Yo no me humillo ya ante ningún poder. Yo reconozco que cualquier poder no es más que el Mío, y que debo abatirlo en cuanto amenace oponerse a Mí, o hacerse superior a Mí. Todo poder no puede ser considerado sino como uno de mis medios para llegar a sus fines. A todos los poderes que fueron mis señores, los rebajo, pues, al papel de mis servidores. Los ídolos no existen más que por Mí; basta que deje de crearlos, para que desaparezcan: no hay poderes superiores, sino porque yo los elevo y me pongo debajo de ellos.

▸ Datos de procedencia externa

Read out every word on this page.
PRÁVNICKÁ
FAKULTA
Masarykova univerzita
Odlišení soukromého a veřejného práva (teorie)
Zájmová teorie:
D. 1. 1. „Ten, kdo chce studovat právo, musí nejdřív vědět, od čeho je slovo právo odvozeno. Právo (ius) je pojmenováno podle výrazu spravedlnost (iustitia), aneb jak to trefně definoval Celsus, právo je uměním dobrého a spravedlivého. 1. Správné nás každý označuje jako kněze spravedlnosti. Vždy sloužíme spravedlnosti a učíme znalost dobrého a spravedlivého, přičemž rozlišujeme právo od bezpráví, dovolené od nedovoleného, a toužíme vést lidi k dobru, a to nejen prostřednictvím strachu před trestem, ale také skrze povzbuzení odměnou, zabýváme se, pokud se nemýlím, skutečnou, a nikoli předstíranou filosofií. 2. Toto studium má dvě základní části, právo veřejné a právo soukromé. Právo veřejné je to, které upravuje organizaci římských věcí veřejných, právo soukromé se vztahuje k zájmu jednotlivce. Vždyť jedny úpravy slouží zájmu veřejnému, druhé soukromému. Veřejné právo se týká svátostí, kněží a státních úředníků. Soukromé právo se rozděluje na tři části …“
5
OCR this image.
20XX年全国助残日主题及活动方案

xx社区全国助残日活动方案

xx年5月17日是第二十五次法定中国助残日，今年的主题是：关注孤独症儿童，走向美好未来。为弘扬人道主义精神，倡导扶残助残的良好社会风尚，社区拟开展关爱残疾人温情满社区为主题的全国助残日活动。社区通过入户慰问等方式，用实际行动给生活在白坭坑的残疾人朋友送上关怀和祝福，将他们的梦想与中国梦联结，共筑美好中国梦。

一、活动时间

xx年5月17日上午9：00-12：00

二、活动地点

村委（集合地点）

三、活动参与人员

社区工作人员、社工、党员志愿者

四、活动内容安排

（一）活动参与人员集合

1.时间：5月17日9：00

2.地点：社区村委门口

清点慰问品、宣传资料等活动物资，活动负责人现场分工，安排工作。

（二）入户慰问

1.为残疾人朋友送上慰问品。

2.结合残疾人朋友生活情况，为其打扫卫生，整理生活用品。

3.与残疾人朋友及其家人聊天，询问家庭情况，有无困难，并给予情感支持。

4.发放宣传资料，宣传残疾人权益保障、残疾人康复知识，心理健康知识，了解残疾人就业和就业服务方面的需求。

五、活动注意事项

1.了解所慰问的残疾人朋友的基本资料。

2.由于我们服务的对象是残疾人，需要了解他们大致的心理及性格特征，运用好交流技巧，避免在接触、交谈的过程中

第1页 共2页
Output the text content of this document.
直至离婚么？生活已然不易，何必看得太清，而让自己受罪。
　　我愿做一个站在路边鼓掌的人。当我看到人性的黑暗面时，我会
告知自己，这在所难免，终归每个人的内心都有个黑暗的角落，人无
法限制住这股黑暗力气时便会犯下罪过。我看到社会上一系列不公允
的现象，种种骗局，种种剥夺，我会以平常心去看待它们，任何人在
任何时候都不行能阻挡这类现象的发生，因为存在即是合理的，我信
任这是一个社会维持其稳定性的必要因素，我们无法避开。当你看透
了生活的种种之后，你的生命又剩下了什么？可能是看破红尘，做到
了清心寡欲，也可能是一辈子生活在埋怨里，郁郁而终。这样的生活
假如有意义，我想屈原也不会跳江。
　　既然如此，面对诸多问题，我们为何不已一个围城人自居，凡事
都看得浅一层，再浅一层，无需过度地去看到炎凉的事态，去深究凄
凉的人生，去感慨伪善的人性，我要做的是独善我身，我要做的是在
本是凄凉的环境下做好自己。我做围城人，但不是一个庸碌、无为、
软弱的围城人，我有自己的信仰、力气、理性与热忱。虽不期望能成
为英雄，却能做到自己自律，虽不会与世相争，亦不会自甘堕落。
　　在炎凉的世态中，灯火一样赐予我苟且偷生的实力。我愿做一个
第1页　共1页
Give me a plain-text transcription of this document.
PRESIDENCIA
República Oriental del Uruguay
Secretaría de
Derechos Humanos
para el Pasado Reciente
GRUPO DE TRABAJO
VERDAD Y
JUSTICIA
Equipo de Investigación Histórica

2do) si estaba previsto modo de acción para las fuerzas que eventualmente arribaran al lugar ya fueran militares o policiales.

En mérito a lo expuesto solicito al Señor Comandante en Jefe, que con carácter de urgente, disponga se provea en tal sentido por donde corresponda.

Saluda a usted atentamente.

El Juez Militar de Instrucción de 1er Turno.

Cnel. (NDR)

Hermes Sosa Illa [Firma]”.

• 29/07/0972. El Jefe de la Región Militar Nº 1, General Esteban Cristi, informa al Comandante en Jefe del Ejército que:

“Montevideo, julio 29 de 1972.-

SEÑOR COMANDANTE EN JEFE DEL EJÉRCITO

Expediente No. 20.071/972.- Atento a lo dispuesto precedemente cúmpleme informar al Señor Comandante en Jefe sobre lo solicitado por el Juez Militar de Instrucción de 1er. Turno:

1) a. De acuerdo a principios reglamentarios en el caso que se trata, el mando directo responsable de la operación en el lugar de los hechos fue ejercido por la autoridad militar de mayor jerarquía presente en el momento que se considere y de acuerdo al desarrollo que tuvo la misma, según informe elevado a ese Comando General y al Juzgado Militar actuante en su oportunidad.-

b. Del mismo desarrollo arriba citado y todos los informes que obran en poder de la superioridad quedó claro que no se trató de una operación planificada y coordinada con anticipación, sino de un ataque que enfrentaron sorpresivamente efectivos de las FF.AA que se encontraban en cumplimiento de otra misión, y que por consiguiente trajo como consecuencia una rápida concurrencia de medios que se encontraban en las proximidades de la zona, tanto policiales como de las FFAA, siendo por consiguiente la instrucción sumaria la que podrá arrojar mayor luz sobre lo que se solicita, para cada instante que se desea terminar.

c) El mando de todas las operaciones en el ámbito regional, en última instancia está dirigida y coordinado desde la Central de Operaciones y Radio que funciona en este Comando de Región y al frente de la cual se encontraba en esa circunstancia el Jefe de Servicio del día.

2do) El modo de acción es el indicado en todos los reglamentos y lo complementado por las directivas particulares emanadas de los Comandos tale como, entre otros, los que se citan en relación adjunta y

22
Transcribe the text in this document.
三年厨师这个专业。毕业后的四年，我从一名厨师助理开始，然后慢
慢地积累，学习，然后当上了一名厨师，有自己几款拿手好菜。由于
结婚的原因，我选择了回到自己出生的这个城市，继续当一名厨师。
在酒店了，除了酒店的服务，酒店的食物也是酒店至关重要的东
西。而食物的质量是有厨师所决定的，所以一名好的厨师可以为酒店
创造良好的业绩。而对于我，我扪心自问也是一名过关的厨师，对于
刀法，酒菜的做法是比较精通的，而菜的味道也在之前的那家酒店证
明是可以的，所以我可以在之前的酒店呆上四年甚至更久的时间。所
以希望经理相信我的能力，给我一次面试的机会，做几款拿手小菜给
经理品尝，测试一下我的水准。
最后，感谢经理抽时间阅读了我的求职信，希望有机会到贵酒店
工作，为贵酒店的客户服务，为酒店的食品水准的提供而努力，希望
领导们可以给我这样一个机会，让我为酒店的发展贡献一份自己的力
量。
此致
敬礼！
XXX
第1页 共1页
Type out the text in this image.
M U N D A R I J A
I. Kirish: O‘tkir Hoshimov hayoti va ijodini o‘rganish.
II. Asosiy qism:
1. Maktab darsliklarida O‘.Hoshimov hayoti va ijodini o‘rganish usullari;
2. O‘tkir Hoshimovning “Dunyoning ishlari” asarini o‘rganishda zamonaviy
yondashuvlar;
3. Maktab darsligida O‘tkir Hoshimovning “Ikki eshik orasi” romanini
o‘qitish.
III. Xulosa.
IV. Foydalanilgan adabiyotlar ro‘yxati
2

He aquí, pues, en qué consisten mis relaciones con el mundo. Yo no hago ya nada por él, por el amor de Dios, no hago ya nada por el amor del Hombre, sino por mi amor propio. Así, tan sólo el mundo puede satisfacerme, mientras quienes lo consideran desde el punto de vista religioso (con el cual, notadlo bien, confundo el punto de vista moral y humano), el mundo sigue siendo un piadoso deseo (pium desiderium), es decir, un más allá, un inaccesible. Tales son la felicidad universal, el mundo moral, en que reinarían el amor universal, la paz eterna, la extinción del egoísmo, etc. ¡Nada en este mundo es perfecto! A estas tristes palabras, los buenos se apartan de él y se refugian junto a él en el oratorio, o en el orgulloso santuario de su conciencia. Pero nosotros permanecemos en este mundo imperfecto: tal como es, sabemos utilizarlo para nuestro disfrute.

Mis relaciones con el mundo consisten en que yo disfruto de él y lo utilizo para mi goce. Mis relaciones son mi disfrute del mundo que pertenece a mi autodisfrute.